HD research news - medical research into treatment & prevention

Important
new research findings
By
Will Dunham
March
2001
WASHINGTON (Reuters) - In
a finding that could lead to a cure for Huntington's disease, scientists
on Thursday said they have determined how the gene responsible for the
fatal hereditary disease kills nerve cells in a key part of the brain.
Researchers at Johns Hopkins
University in Baltimore found that in brain cells marked for destruction
by the progressive brain-wasting disorder, a mutant protein "hijacks"
a key molecule in a cell's survival system. In laboratory cultures of
human cells containing the mutant Huntington's disease gene, researchers
were able to reverse impending cell death.
Dr. Christopher Ross, who
led the study, said the findings could lead to the development of an
effective drug treatment for Huntington's disease (HD), which affects
about one in 10,000 people, including 25,000 to 30,000 Americans.
"We use the word (cure)
a lot. We use it carefully," Ross said in a telephone interview.
"What we're really aiming
for is something more like in diabetes where we know this will be (merely)

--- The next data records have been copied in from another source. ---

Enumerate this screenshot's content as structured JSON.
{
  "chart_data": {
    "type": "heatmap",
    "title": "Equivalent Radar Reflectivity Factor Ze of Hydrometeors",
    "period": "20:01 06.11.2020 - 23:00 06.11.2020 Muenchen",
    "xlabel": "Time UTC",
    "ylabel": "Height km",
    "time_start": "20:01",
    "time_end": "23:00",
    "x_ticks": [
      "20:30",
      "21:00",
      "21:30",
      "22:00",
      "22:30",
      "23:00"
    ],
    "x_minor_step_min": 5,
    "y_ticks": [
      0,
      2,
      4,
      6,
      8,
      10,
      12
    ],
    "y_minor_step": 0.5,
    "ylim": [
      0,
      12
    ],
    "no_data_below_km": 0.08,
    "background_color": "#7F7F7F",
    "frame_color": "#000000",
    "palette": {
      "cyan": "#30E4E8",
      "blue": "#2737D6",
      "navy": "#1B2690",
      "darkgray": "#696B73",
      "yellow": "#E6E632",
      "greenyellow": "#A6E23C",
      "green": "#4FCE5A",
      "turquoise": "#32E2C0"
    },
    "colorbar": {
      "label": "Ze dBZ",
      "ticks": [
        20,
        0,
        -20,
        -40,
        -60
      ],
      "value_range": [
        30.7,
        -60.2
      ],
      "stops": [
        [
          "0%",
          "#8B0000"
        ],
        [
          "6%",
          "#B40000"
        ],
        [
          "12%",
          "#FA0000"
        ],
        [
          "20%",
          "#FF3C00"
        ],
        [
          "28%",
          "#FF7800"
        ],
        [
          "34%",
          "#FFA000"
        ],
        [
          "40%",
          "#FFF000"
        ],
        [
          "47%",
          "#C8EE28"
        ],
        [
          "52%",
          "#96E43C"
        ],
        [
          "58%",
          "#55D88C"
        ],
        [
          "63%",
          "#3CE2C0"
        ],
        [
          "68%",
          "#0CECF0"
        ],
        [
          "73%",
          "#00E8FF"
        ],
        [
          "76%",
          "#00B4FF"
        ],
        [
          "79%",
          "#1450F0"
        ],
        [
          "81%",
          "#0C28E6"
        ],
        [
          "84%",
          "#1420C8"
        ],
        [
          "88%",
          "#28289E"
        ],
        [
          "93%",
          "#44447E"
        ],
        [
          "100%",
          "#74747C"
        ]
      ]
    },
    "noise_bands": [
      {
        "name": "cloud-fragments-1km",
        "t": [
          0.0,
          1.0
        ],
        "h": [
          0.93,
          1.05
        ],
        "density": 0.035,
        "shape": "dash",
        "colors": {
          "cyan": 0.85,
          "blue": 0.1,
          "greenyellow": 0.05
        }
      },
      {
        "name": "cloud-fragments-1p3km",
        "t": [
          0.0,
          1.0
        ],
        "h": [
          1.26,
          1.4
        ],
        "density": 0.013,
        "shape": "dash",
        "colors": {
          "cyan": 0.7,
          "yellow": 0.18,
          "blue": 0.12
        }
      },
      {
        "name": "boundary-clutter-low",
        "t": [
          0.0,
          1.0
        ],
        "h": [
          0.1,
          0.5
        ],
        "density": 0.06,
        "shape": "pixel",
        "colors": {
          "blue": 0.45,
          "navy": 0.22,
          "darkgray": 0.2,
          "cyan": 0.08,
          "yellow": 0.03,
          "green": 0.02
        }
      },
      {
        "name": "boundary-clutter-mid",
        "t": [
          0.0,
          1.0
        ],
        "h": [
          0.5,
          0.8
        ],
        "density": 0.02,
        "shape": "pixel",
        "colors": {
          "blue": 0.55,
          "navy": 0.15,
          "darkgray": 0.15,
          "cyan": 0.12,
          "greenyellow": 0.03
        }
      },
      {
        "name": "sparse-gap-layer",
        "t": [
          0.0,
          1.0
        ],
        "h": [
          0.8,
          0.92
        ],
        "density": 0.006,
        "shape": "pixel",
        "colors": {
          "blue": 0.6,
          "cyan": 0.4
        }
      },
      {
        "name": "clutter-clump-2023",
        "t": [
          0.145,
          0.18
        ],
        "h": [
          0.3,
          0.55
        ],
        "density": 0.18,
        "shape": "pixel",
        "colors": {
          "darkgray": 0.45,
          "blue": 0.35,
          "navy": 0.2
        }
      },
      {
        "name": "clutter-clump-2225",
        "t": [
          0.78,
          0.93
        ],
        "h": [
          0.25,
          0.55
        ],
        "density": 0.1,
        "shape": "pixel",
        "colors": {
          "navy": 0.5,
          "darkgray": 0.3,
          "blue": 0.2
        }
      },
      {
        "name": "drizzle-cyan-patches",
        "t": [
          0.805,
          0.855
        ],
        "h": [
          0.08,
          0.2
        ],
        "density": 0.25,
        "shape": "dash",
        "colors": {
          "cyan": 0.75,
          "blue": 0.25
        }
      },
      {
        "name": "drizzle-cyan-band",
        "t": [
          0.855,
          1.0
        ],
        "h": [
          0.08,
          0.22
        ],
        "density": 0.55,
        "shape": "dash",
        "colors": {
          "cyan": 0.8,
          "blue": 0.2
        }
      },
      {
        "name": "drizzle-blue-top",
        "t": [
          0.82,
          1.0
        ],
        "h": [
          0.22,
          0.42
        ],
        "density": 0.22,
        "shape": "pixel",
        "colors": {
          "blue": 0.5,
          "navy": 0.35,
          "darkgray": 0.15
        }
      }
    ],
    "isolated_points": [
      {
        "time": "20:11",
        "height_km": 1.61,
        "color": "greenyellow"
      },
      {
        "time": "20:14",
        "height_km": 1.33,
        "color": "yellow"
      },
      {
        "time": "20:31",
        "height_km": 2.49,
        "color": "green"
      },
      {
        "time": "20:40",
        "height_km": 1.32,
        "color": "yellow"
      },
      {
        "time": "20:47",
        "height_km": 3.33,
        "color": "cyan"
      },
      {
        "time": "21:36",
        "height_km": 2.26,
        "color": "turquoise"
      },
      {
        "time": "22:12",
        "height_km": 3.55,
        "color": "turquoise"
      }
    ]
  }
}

a chronic disease," he added. "At least for diabetes, once
you find the mechanism - loss of insulin - and can treat it, you can
convert it into something people can live with for a long period of
time. That's kind of what we're aiming for with HD. And that would be,
in some sense, a cure."
The findings appeared in
the journal Science.
Huntington's disease, first
described in 1872 by American Dr. George Huntington, is a fatal hereditary
disorder marked by the wasting of nerve cells chiefly in the part of
the brain that helps control movement and thought.
Symptoms typically begin
in adulthood - between the ages of 35 and 50 -usually as uncontrollable
movement. That is followed by progressive loss of mental function, including
personality changes, loss of speech, abnormal facial and body movements,
and eventually death. The disorder is inherited as a single faulty gene
on human chromosome No. 4. The gene was discovered in 1993.
How did the Disease Kill
the Brain Cells?
Researchers said their goal
was to understand the mechanism used by the Huntington's gene to kill
a small patch of vital nerve cells in the brain in order to concoct
a way to interfere with the process early on with drugs. Ross said scientists
have known that the abnormal gene produces a flawed form of a protein
called huntingtin, which has too many repeats of glutamine, one of its
amino acid sub-units. Thus, brain cells of HD patients show clumping
of the flawed huntingtin.
The clumped molecule by itself
apparently is not harmful. But scientists said it attracts and becomes
entangled with a smaller, critical protein in the cell nucleus called
CBP. This so-called regulatory molecule gets pulled away from its place
alongside DNA and becomes entangled and useless, meaning a pathway crucial
for cell survival never gets activated.
To demonstrate that CBP gets
hijacked, the researchers attached different colored fluorescent markers
to DNA, huntingtin and CBP and watched what happened inside cells to
which they had added mutant HD genes. They also showed the process in
live mice carrying the human HD gene and in brains of dead human HD
patients.
The researchers said they
were able to reverse the process in a test tube, turning around the
cells' slide into death. They said they had not yet demonstrated the
turnaround in a live mouse. But they said the findings offer a target
for developing and testing new drugs to treat Huntington's.
"It's A Very Exciting
Finding"
"This has been a tough
problem," Ross said. "The gene was discovered in 1993. Pretty
soon after, we understood that the gene makes an abnormal protein and
it's the protein that causes the disease. And we've really been searching
for how the protein causes the cell death."
"People have looked
at lots of other proteins. And this is the first one where we think
we have really strong evidence that this is actually the mechanism of
cell death. And assuming we're right, it's a very exciting finding because
it's so easy to develop a drug screening assay (testing scheme) from
it."
About eight other rare neurodegenerative
diseases are caused by the same mechanism, Ross said, meaning that treatments
for them also could be one step closer. They include the spinocerebellar
ataxias, a set of rare debilitating diseases of movement and gait.
The study was funded by the
nonprofit Huntington's Disease Society of American (HDSA), the Hereditary
Disease Foundation and the U.S. National Institute for Neurological
Disorders and Stroke. NDSA Executive Director Barbara Boyle said she
hoped such research would "make this the last generation with HD."